Benefits of supplements
While supplements are no substitute for a healthy diet the can help you to get the nutrients which you might not get otherwise. There is some evidence that creatine and protein supplementation is beneficial for vegetarians, as they miss out on meat, one of the prime deliverers of protein. With age, you also might want to supplement to counterbalance that your body will not produce as much of a certain nutrient anymore. For probiotics, there was some beneficial impact recorded to help to keep a healthy gut flora when being on antibiotics, as the antibiotics kill the bacteria you replenish by taking probiotics. Iron is supposed to help prevent anaemia while and fish oils are said to have benefits for heart diseases.
If you have a deficiency for a certain nutrient based on your medical record, due to medication or lifestyle choices speak to your GP to get clarity whether dietary supplements make sense for you.
Risks of supplements
One of the worst combinations in the internet age are self-diagnoses followed by self-treatment with dietary supplements. Please consult your doctor and get proper medication if you are ill. Here are some of the risks of supplements I have found. This is just an overview, not an all encompassing list
- Vitamin K can reduce the effect of the blood thinner Coumadin
- St.
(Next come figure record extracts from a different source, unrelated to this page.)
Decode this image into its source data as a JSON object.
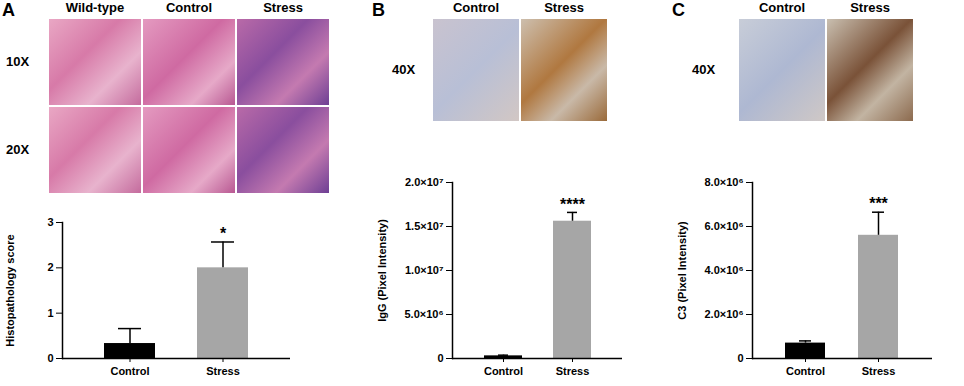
{
  "chart_data": [
    {
      "type": "bar",
      "panel": "A",
      "y_label": "Histopathology score",
      "categories": [
        "Control",
        "Stress"
      ],
      "values": [
        0.33,
        2.0
      ],
      "errors": [
        0.33,
        0.57
      ],
      "colors": [
        "#000000",
        "#a6a6a6"
      ],
      "ylim": [
        0,
        3
      ],
      "yticks": [
        0,
        1,
        2,
        3
      ],
      "annotations": [
        {
          "category": "Stress",
          "text": "*"
        }
      ]
    },
    {
      "type": "bar",
      "panel": "B",
      "y_label": "IgG (Pixel Intensity)",
      "categories": [
        "Control",
        "Stress"
      ],
      "values": [
        300000,
        15600000
      ],
      "errors": [
        80000,
        1000000
      ],
      "colors": [
        "#000000",
        "#a6a6a6"
      ],
      "ylim": [
        0,
        20000000
      ],
      "yticks": [
        0,
        {
          "value": 5000000,
          "label": "5.0×10⁶"
        },
        {
          "value": 10000000,
          "label": "1.0×10⁷"
        },
        {
          "value": 15000000,
          "label": "1.5×10⁷"
        },
        {
          "value": 20000000,
          "label": "2.0×10⁷"
        }
      ],
      "annotations": [
        {
          "category": "Stress",
          "text": "****"
        }
      ]
    },
    {
      "type": "bar",
      "panel": "C",
      "y_label": "C3 (Pixel Intensity)",
      "categories": [
        "Control",
        "Stress"
      ],
      "values": [
        700000,
        5600000
      ],
      "errors": [
        100000,
        1050000
      ],
      "colors": [
        "#000000",
        "#a6a6a6"
      ],
      "ylim": [
        0,
        8000000
      ],
      "yticks": [
        0,
        {
          "value": 2000000,
          "label": "2.0×10⁶"
        },
        {
          "value": 4000000,
          "label": "4.0×10⁶"
        },
        {
          "value": 6000000,
          "label": "6.0×10⁶"
        },
        {
          "value": 8000000,
          "label": "8.0×10⁶"
        }
      ],
      "annotations": [
        {
          "category": "Stress",
          "text": "***"
        }
      ]
    }
  ],
  "images": [
    {
      "panel": "A",
      "columns": [
        "Wild-type",
        "Control",
        "Stress"
      ],
      "rows": [
        "10X",
        "20X"
      ]
    },
    {
      "panel": "B",
      "columns": [
        "Control",
        "Stress"
      ],
      "rows": [
        "40X"
      ]
    },
    {
      "panel": "C",
      "columns": [
        "Control",
        "Stress"
      ],
      "rows": [
        "40X"
      ]
    }
  ]
}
John's root can speed up the breakdown of drugs like antidepressants and birth control pills and therefore reduce their effectiveness
- Vitamins C and E might reduce the effectiveness of some types of cancer chemotherapy.
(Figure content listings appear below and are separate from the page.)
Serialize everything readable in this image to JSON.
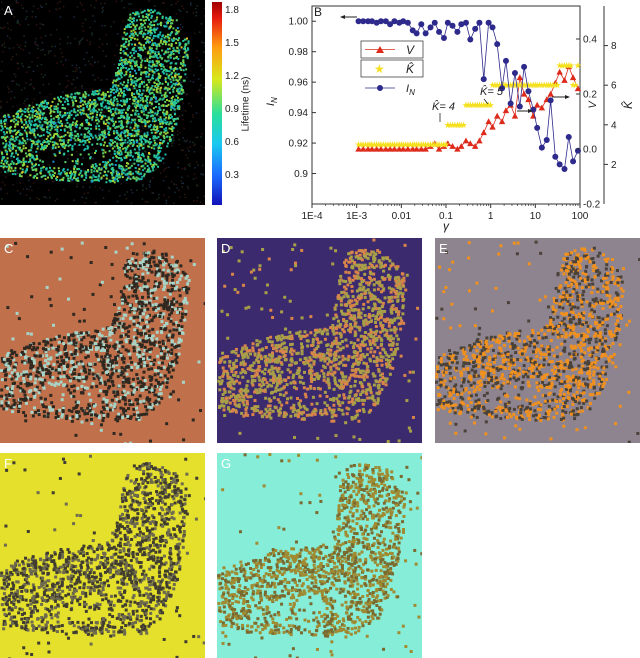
{
  "panels": {
    "A": {
      "letter": "A"
    },
    "B": {
      "letter": "B"
    },
    "C": {
      "letter": "C",
      "bg": "#c0714c",
      "fg": "#2e2820",
      "fg2": "#a8d4c8"
    },
    "D": {
      "letter": "D",
      "bg": "#3c2a6e",
      "fg": "#a8a048",
      "fg2": "#d8844a"
    },
    "E": {
      "letter": "E",
      "bg": "#8e8490",
      "fg": "#f0901e",
      "fg2": "#4a4238"
    },
    "F": {
      "letter": "F",
      "bg": "#e4e02c",
      "fg": "#403c30",
      "fg2": "#6e6a50"
    },
    "G": {
      "letter": "G",
      "bg": "#86eed8",
      "fg": "#a08a32",
      "fg2": "#7a6a30"
    }
  },
  "colorbar": {
    "label": "Lifetime (ns)",
    "ticks": [
      "1.8",
      "1.5",
      "1.2",
      "0.9",
      "0.6",
      "0.3"
    ],
    "tick_values": [
      1.8,
      1.5,
      1.2,
      0.9,
      0.6,
      0.3
    ],
    "range": [
      0.1,
      1.95
    ]
  },
  "chart_data": {
    "type": "line",
    "xlabel": "γ",
    "x_scale": "log",
    "xlim": [
      0.0001,
      100
    ],
    "x_ticks": [
      "1E-4",
      "1E-3",
      "0.01",
      "0.1",
      "1",
      "10",
      "100"
    ],
    "x_tick_values": [
      0.0001,
      0.001,
      0.01,
      0.1,
      1,
      10,
      100
    ],
    "y_left": {
      "label": "I",
      "label_sub": "N",
      "lim": [
        0.88,
        1.01
      ],
      "ticks": [
        "1.00",
        "0.98",
        "0.96",
        "0.94",
        "0.92",
        "0.9"
      ],
      "tick_values": [
        1.0,
        0.98,
        0.96,
        0.94,
        0.92,
        0.9
      ]
    },
    "y_right1": {
      "label": "V",
      "lim": [
        -0.2,
        0.52
      ],
      "ticks": [
        "0.4",
        "0.2",
        "0.0",
        "-0.2"
      ],
      "tick_values": [
        0.4,
        0.2,
        0.0,
        -0.2
      ]
    },
    "y_right2": {
      "label": "K̂",
      "lim": [
        0,
        10
      ],
      "ticks": [
        "8",
        "6",
        "4",
        "2"
      ],
      "tick_values": [
        8,
        6,
        4,
        2
      ]
    },
    "legend": {
      "position": "top-left",
      "entries": [
        {
          "label": "V",
          "color": "#dd2a1a",
          "marker": "triangle"
        },
        {
          "label": "K̂",
          "color": "#f5e020",
          "marker": "star"
        },
        {
          "label": "I",
          "label_sub": "N",
          "color": "#2e2a8c",
          "marker": "circle"
        }
      ]
    },
    "annotations": [
      {
        "text": "K̂= 4",
        "x": 0.12,
        "y_k": 4.6
      },
      {
        "text": "K̂= 5",
        "x": 0.5,
        "y_k": 6.2
      }
    ],
    "series": [
      {
        "name": "V",
        "axis": "y_right1",
        "color": "#dd2a1a",
        "x": [
          0.0011,
          0.0014,
          0.0018,
          0.0022,
          0.0028,
          0.0035,
          0.0045,
          0.0056,
          0.007,
          0.009,
          0.011,
          0.014,
          0.018,
          0.022,
          0.028,
          0.035,
          0.045,
          0.056,
          0.07,
          0.09,
          0.11,
          0.14,
          0.18,
          0.22,
          0.28,
          0.35,
          0.45,
          0.56,
          0.7,
          0.9,
          1.1,
          1.4,
          1.8,
          2.2,
          2.8,
          3.5,
          4.5,
          5.6,
          7,
          9,
          11,
          14,
          18,
          22,
          28,
          35,
          45,
          56,
          70,
          90
        ],
        "y": [
          0.0,
          0.0,
          0.0,
          0.0,
          0.0,
          0.0,
          0.0,
          0.0,
          0.0,
          0.0,
          0.0,
          0.0,
          0.0,
          0.0,
          0.0,
          0.0,
          0.01,
          0.02,
          0.0,
          0.01,
          0.02,
          0.01,
          0.0,
          0.01,
          0.03,
          0.02,
          0.01,
          0.03,
          0.06,
          0.1,
          0.08,
          0.12,
          0.1,
          0.14,
          0.16,
          0.12,
          0.26,
          0.2,
          0.18,
          0.12,
          0.16,
          0.15,
          0.18,
          0.2,
          0.24,
          0.28,
          0.25,
          0.3,
          0.26,
          0.22
        ]
      },
      {
        "name": "K̂",
        "axis": "y_right2",
        "color": "#f5e020",
        "x": [
          0.0011,
          0.0014,
          0.0018,
          0.0022,
          0.0028,
          0.0035,
          0.0045,
          0.0056,
          0.007,
          0.009,
          0.011,
          0.014,
          0.018,
          0.022,
          0.028,
          0.035,
          0.045,
          0.056,
          0.07,
          0.09,
          0.11,
          0.14,
          0.18,
          0.22,
          0.28,
          0.35,
          0.45,
          0.56,
          0.7,
          0.9,
          1.1,
          1.4,
          1.8,
          2.2,
          2.8,
          3.5,
          4.5,
          5.6,
          7,
          9,
          11,
          14,
          18,
          22,
          28,
          35,
          45,
          56,
          70,
          90
        ],
        "y": [
          3,
          3,
          3,
          3,
          3,
          3,
          3,
          3,
          3,
          3,
          3,
          3,
          3,
          3,
          3,
          3,
          3,
          3,
          3,
          3,
          4,
          4,
          4,
          4,
          5,
          5,
          5,
          5,
          5,
          5,
          6,
          6,
          6,
          6,
          6,
          6,
          6,
          6,
          6,
          6,
          6,
          6,
          6,
          6,
          6,
          7,
          7,
          7,
          6,
          7
        ]
      },
      {
        "name": "I",
        "name_sub": "N",
        "axis": "y_left",
        "color": "#2e2a8c",
        "x": [
          0.0011,
          0.0014,
          0.0018,
          0.0022,
          0.0028,
          0.0035,
          0.0045,
          0.0056,
          0.007,
          0.009,
          0.011,
          0.014,
          0.018,
          0.022,
          0.028,
          0.035,
          0.045,
          0.056,
          0.07,
          0.09,
          0.11,
          0.14,
          0.18,
          0.22,
          0.28,
          0.35,
          0.45,
          0.56,
          0.7,
          0.9,
          1.1,
          1.4,
          1.8,
          2.2,
          2.8,
          3.5,
          4.5,
          5.6,
          7,
          9,
          11,
          14,
          18,
          22,
          28,
          35,
          45,
          56,
          70,
          90
        ],
        "y": [
          1.0,
          1.0,
          1.0,
          1.0,
          0.999,
          1.0,
          1.0,
          0.998,
          1.0,
          0.999,
          1.0,
          0.999,
          0.994,
          0.992,
          0.998,
          0.992,
          0.996,
          0.999,
          0.993,
          0.989,
          0.999,
          0.997,
          0.993,
          0.998,
          0.999,
          0.988,
          0.995,
          0.999,
          0.962,
          0.999,
          0.996,
          0.985,
          0.956,
          0.974,
          0.946,
          0.966,
          0.944,
          0.97,
          0.954,
          0.942,
          0.93,
          0.917,
          0.922,
          0.948,
          0.911,
          0.906,
          0.903,
          0.924,
          0.908,
          0.915
        ]
      }
    ]
  }
}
- Very high levels of vitamin A can cause headaches and liver damage, reduce strength and cause birth defects
- Excess iron can have similar effects like an excess of vitamin A
- Glucosamine has bad interactions with warfarin
- Vitamin E, which was initially thought to protect the heart, was later discovered to increase the risk for bleeding strokes
To prevent yourself getting something that might harm you here are some guidelines when choosing a supplement:
- It is too good to be true, it usually isn't
- Natural does not mean safe (think of a cobra bite, natural...but you are still dead)
- If something which is sold over the counter states that it is better than a prescription drug, it probably should not be sold over the counter
- Safety is more important than your gains, pain relief, etc. the wrong tablet at the wrong time will only make you worse
- Get your information for your final decision from a doctor or at least from a local government website like
- Website of the European Commission.
And here a final quote from the FDA on why you should be careful:
While the supplement company is responsible for having evidence that their products are safe and the label claims are truthful and not misleading, they do not have to provide that evidence to the FDA before the product is marketed.
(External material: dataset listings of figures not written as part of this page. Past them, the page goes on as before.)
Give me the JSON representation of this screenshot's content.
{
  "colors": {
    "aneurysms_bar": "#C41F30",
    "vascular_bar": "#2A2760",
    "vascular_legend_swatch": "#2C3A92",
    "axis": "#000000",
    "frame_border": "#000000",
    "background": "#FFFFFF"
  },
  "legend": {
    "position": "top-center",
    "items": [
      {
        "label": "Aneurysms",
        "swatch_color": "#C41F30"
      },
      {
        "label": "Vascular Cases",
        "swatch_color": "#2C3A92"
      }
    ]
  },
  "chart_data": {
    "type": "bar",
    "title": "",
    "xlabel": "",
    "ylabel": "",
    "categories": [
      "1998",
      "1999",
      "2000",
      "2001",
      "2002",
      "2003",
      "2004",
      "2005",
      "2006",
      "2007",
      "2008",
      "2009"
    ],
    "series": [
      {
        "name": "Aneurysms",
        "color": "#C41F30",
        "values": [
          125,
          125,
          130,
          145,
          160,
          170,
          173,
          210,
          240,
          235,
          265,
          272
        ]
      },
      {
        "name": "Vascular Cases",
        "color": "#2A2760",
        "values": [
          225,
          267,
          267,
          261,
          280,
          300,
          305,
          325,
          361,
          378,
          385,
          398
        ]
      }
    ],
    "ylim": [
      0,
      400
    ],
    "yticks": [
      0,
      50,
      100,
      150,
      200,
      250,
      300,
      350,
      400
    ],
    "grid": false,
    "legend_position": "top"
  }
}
Supplements are products which usually come in tablet, powder or capsule form and are still classified as foods and therefore do not have to forego the scrutiny of testing which prescription drugs have to undergo. In most cases, they provide nutrients in concentrated form to bring up the daily uptake. For most of the products brought to market, there are no long-term controlled studies available. For the supplements where there are long-term studies they more often than not do not show any better result than placebo. As long as you do not have a factor which already inhibits the intake or processing of a specific nutrient, it is very likely that the benefit you gain from a supplement is marginal to non-existent. This excludes the placebo effect, which is a beast on its own and sometimes shows real world benefits, which are caused not by the supplement, but the ritual of taking a pill.